Шрифт:
Интервал:
Закладка:
— Во время войны мои бабушка и дед друг друга потеряли, — сказал ей человек из социального обеспечения. — Оба добрались до Израиля, обоим сказали, что их супруги погибли, и оба не готовы были возвращаться в Салоники, откуда вывезли пятьдесят тысяч человек, и почти никого из них не осталось в живых. А потом в один прекрасный день, за две недели до того, как бабушка должна была выйти замуж за мужчину постарше, тоже овдовевшего в войну, дедушка увидел ее в окне автобуса, который проехал перед ним по улице Алленби.
На мгновение в комнате воцарилась тишина.
— Невероятно! — сказала наконец мать Тамар. — Потрясающая история! Но теперь я все-таки вынуждена спросить, зачем вы пришли. Вряд ли службе социального обеспечения нечего делать, кроме как посылать рассказчиков историй в гости к старухам.

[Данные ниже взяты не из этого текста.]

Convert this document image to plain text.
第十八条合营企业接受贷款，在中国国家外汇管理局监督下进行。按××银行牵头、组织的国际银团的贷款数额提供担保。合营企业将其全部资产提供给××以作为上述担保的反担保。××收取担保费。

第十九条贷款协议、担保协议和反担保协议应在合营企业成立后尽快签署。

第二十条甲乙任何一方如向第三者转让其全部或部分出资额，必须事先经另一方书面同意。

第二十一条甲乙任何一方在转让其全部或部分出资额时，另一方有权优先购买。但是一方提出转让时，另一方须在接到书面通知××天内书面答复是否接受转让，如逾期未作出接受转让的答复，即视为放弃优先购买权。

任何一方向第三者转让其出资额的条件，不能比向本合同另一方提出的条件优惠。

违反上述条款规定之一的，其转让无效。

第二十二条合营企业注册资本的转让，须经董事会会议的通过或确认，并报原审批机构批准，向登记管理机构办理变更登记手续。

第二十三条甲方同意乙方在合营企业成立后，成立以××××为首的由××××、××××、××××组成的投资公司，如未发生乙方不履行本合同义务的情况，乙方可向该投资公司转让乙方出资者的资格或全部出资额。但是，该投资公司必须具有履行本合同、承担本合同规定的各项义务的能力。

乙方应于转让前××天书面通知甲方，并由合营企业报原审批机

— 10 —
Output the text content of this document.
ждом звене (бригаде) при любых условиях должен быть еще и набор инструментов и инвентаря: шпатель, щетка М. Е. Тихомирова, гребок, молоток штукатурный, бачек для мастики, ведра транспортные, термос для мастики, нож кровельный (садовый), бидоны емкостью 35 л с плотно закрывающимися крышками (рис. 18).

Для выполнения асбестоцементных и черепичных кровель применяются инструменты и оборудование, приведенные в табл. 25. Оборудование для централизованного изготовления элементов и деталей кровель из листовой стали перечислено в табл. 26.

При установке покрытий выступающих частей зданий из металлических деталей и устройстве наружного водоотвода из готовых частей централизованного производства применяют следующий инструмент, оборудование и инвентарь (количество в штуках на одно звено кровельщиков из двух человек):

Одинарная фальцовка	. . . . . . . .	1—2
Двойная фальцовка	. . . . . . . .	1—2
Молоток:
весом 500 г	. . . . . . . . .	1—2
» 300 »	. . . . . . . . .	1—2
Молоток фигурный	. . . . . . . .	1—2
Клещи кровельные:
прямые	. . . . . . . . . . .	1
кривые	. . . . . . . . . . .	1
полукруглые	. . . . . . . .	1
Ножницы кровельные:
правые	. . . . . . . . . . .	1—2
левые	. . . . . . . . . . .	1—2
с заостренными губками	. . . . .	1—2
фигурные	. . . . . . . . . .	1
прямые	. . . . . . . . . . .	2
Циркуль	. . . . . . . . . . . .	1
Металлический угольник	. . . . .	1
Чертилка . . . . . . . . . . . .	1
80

— Да, конечно, — сказал он, негромко рассмеявшись. — Я рассказал эту историю просто потому, что подобные вещи случаются чаще, чем вы думаете. Пропавших находят, мужья и жены, братья и сестры снова встречаются, и, как вы увидите… вы правда еще не догадались? Конечно, это очень естественная реакция, не будем с этим торопиться.
— С чем торопиться? — поинтересовалась ее мать. К этому моменту, говорит она Тамар, она уже успела начать злиться. — Я не представляю, о чем вы говорите, объясните, наконец, зачем вы пришли!
Тут Рон Азрак встал, расправил складки на своих брюках хаки, подошел к ней и с ласковой улыбкой положил руку ей на плечо.
— Понимаете, — сказал он, показав на морщинистого старика у окна, — мы наконец его нашли.
— Кого? — спросила мать, отодвинув плечо и ощупывая голову в поисках очков для чтения.
— Вы, наверное, уже перестали надеяться.
— Надеяться? На что? — воскликнула она, не пытаясь спрятать растущее раздражение.
— Ваш муж, — прошептал он, и ресницы его слегка затрепетали, словно пытаясь защититься от насилия.
— Мой муж? — почти заорала она. — Что насчет моего мужа?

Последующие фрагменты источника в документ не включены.